Суть символа в понимании Жильсона — обозначать, не изображая. У В. А. Крючковой же подобная самодостаточность ассоциируется исключительно с декоративностью. Конечно, есть немало людей, воспринимающих нефигуративную живопись именно как декоративную, путающих эстетство с декоративностью, но мы ведь ведем речь не о таком наивном восприятии искусства. Другое дело, что мотивы знаменитых абстрактных картин нередко используются в дизайнерских целях, в моде (стоит выйти летним днем на улицу, как в глазах зарябит от соответствующих штамповок на футболках). Однако в тех же прагматически-прикладных целях и с не меньшим коммерческим успехом эксплуатируется и фигуративная живопись (знаменитые шишкинские «мишки» на конфетных фантиках, фотообоях и т. п.).
Так что первый из выдвинутых в книге аргументов, по-моему, несостоятелен. Абстрактная картина становится фактом искусства именно благодаря своим художественным качествам, а в исключительных случаях, как у Кандинского или Малевича, может подняться до уровня символа. И, разумеется, при ее создании важен не прием (тот же дриппинг, о котором идет речь в книге), а талант автора, его художественный вкус (одно дело дриппинг в поражающих своим художественностью и новизной произведениях Михаила Кулакова, талантливо развивающего на современном уровне абстрактную линию классического русского авангарда, и совсем другое — видео-дрип-шоу Георгия Пузенкова, тиражирующего на отечественной почве приемы американских «разбрызгивателей»).
2. Абстрактная живопись — закономерный результат конвергенции искусства и науки.

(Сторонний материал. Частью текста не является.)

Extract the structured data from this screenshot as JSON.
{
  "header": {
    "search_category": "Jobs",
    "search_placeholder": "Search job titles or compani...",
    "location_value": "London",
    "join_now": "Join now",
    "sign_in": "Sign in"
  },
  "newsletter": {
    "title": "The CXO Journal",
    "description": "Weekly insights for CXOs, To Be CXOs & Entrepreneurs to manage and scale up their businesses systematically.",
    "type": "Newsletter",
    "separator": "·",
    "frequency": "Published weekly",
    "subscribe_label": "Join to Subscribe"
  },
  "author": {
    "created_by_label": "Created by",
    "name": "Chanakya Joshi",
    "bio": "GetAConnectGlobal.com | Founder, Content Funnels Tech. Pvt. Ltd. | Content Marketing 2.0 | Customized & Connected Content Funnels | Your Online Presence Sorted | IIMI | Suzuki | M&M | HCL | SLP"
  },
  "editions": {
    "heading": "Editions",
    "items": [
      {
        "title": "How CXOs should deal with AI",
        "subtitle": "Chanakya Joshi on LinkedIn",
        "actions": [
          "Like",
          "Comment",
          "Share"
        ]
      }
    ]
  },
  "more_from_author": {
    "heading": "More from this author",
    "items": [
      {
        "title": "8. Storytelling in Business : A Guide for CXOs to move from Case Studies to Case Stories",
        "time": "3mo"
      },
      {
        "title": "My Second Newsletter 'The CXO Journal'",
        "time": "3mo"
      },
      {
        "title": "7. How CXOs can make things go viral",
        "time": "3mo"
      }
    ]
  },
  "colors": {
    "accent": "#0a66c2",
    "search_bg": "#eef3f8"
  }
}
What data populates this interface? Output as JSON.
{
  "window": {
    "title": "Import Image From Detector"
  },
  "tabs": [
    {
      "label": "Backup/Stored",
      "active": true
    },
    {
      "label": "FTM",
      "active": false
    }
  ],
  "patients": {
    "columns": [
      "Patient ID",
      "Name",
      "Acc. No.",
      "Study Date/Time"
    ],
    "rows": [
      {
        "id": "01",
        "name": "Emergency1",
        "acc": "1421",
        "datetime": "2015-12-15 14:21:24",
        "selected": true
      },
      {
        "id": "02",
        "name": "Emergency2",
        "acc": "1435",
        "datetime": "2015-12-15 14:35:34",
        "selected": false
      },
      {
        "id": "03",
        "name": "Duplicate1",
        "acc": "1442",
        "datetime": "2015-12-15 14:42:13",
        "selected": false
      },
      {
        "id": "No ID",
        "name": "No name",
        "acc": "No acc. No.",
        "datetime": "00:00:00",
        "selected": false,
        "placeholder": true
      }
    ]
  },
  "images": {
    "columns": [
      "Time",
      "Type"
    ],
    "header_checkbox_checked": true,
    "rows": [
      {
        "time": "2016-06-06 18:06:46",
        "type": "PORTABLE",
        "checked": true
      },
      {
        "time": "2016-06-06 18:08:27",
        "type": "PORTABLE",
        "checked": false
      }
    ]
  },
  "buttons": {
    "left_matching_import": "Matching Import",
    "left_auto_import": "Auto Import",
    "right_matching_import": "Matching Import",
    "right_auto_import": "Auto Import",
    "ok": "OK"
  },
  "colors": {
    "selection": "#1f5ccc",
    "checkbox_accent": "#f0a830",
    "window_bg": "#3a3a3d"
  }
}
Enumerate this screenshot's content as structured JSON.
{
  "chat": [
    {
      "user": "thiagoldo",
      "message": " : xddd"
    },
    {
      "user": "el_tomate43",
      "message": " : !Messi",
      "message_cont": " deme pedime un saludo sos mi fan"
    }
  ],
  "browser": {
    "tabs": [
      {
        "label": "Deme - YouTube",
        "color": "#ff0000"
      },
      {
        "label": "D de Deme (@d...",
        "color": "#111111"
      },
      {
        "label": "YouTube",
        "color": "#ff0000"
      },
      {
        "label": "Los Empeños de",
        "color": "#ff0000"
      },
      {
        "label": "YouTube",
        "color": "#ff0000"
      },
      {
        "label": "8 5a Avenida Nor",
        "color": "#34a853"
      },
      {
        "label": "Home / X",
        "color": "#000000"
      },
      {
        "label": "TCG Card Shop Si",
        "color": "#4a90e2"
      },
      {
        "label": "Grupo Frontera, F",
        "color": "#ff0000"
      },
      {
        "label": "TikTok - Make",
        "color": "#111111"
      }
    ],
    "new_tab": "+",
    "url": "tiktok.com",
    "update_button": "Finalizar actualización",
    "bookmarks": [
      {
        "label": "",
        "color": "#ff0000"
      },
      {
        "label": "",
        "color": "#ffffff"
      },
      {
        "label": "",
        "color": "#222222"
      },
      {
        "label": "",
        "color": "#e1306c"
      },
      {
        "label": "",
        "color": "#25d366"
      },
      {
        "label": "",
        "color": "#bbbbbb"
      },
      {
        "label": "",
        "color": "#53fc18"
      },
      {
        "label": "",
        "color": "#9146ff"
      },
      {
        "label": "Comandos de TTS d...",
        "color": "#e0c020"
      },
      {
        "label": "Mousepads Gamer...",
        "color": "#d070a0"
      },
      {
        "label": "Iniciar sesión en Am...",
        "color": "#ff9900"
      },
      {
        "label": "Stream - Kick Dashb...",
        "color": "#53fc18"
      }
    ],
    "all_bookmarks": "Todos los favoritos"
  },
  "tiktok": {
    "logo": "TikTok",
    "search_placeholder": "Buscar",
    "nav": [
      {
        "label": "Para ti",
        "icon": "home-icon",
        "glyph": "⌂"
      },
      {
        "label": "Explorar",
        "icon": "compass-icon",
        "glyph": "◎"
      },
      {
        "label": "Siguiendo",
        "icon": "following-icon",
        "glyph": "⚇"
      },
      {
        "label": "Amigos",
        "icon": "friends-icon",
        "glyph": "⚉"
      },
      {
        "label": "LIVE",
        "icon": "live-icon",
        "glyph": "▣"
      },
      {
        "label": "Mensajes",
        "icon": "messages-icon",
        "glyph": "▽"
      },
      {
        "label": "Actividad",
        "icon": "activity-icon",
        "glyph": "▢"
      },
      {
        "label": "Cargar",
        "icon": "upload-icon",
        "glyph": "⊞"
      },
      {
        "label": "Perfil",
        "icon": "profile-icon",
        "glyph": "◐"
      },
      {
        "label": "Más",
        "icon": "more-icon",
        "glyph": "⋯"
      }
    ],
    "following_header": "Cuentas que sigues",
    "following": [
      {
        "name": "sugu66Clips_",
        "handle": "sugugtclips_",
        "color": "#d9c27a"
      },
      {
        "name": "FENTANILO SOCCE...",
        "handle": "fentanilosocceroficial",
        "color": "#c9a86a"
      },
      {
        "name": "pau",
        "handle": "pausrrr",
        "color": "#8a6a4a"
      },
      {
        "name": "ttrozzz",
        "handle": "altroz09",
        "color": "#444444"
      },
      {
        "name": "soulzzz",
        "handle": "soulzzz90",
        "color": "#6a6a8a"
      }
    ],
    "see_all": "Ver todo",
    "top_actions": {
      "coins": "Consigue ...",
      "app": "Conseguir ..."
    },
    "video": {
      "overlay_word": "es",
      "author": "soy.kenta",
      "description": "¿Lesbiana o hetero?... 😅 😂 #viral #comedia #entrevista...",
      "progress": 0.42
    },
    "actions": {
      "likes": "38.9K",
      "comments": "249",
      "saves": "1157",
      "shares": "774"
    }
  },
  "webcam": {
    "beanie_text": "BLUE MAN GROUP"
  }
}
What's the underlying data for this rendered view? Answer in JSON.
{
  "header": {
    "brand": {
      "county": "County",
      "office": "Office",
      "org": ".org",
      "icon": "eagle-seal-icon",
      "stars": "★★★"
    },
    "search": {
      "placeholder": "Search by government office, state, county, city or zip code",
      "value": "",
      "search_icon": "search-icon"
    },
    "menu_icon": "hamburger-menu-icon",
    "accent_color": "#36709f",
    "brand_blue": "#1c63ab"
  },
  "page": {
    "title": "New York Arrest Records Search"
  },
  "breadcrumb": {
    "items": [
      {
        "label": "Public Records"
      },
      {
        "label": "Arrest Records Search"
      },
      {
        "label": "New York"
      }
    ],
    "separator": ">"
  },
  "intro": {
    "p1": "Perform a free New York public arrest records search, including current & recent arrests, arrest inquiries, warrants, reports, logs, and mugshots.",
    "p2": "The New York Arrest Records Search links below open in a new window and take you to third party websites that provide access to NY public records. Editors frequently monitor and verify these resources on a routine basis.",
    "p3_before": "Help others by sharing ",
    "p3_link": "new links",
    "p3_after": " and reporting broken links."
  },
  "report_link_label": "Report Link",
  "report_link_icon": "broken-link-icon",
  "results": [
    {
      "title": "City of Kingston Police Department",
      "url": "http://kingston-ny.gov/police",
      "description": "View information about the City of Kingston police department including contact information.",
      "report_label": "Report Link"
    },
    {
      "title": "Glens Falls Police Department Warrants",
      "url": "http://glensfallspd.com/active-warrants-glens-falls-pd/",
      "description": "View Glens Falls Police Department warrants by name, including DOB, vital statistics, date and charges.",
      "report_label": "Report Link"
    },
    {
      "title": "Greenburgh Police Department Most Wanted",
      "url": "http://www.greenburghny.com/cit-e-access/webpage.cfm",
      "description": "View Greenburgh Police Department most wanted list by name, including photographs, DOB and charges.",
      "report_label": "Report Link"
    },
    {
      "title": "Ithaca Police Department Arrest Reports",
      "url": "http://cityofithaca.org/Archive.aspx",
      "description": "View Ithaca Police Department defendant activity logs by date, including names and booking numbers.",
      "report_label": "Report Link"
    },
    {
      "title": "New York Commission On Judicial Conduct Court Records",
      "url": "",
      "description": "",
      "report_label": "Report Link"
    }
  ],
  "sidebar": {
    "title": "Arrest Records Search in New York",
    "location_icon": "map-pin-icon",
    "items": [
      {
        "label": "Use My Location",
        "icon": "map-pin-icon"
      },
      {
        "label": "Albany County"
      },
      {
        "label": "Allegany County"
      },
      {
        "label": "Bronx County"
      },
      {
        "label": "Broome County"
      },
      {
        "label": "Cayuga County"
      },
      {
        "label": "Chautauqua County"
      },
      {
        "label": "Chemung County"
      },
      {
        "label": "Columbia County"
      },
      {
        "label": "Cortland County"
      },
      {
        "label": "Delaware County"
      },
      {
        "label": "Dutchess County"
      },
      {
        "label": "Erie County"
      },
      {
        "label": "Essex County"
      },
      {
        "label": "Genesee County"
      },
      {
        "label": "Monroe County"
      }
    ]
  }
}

Проблема взаимосвязей и взаимовлияний искусства и науки достаточно традиционна. Обращение к ней В. А. Крючковой вполне уместно: 50–70 гг. прошлого века, время расцвета Второй парижской школы, — это и период бурного развития структурализма, семиотики, информационной эстетики, оказавших определенное воздействие не только на живопись (концептуализм), но и на литературу (новый роман, леттризм), театр (хэппенинг), кинематограф (новая волна), музыку (Авангард II). Так что в художественном контексте неоавангарда тех лет, во многом отмеченного акцентом на интеллектуально-концептуальной стороне эстетического восприятия, такой поворот темы заслуживает внимания. Еще со времен первого авангарда начала XX в. тема влияния новейших достижений науки (теории атомно-молекулярного строения вещества, атомной энергии как основы материи и т. п.) на новейшие поиски в искусстве была крайне актуальной. И ее не обошли вниманием главные теоретики и практики абстракционизма того времени (знаменитый лозунг: Материя исчезла!) — Кандинский, Малевич, лучисты. Однако сегодня мы хорошо видим, что художественную ценность произведения названных художников, как и других, увлекавшихся в то время новациями научно-технического прогресса, приобрели не благодаря этим увлечениям, а скорее — вопреки: исключительно на основе традиционного для живописи понимания цветовых отношений, гармонизации форм, организации композиции цветоформ и т. п. И напротив, там, где это увлечение выходило на первый план (у позднего Кандинского, например), оно существенно засушивало и рационализировало его картины, снижало их художественное качество. То же самое можно сказать и о живописцах Второй парижской школы.